Bagiku, pergi ke jobfair itu ibarat pergi ke hutan untuk menangkap babi liar dengan perangkap. Seberapapun banyaknya perangkap yang kita pasang, paling hanya 1-2 perangkap yang mengenai sasaran. Samaan nih dengan kejadian di Jobfair Pekalongan, januari 2016 kemarin. Dari lima lamaran, hanya ada dua panggilan untuk interview kerja. Alhamdulilah… dari situ aku paham bagaimana susahnya cari kerja!

Singkat cerita, setelah mengikut tes wawancara dan psikotest, akhirnya aku mendapat kabar penerimaanku sebagai calon karyawan baru di PT. CBA Chemical Industry dan diwajibkan untuk mengikuti training selama 2 bulan di Bogor, Jawa Barat. Karena waktu yang sedemikian mepet, aku langsung packing dan bersiap untuk berangkat, tanpa tahu latar belakang pekerjaannya apa.

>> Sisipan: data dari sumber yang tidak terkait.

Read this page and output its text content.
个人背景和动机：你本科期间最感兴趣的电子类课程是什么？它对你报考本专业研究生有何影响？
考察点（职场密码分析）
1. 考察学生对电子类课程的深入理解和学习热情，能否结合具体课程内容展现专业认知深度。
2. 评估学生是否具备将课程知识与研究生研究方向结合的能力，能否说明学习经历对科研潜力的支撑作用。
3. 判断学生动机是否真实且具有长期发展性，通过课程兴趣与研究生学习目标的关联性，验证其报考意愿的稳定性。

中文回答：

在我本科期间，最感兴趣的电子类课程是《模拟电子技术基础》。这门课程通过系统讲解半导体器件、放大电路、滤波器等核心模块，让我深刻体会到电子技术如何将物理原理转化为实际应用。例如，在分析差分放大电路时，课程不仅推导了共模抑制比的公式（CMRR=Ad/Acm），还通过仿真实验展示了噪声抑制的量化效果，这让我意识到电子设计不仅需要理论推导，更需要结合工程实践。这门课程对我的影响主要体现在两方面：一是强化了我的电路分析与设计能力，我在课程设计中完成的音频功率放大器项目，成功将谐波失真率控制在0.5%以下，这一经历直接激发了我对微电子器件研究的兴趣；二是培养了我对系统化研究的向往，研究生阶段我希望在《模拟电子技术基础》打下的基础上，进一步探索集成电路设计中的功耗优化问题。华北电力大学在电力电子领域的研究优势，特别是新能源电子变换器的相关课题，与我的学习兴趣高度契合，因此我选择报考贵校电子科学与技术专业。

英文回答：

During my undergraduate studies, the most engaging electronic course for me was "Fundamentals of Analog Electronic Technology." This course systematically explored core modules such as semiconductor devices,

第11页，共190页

Hingga saat perjalanan, tak ada yang tahu apa itu CBA. Prasangka jelek trus membayangiku. Jangan-jangan perusahaan bergerak di bidang jual beli organ tubuh manusia? Atau jangan-jangan aku bakal dipekerjakan di café buat ngelayanin om-om? Duh, sampai sini aku sempat bergidik ngeri. Karena pihak perusahaan memang minim sekali member penjelasan tentang jobdesc dan training yang nanti bakal dijalani.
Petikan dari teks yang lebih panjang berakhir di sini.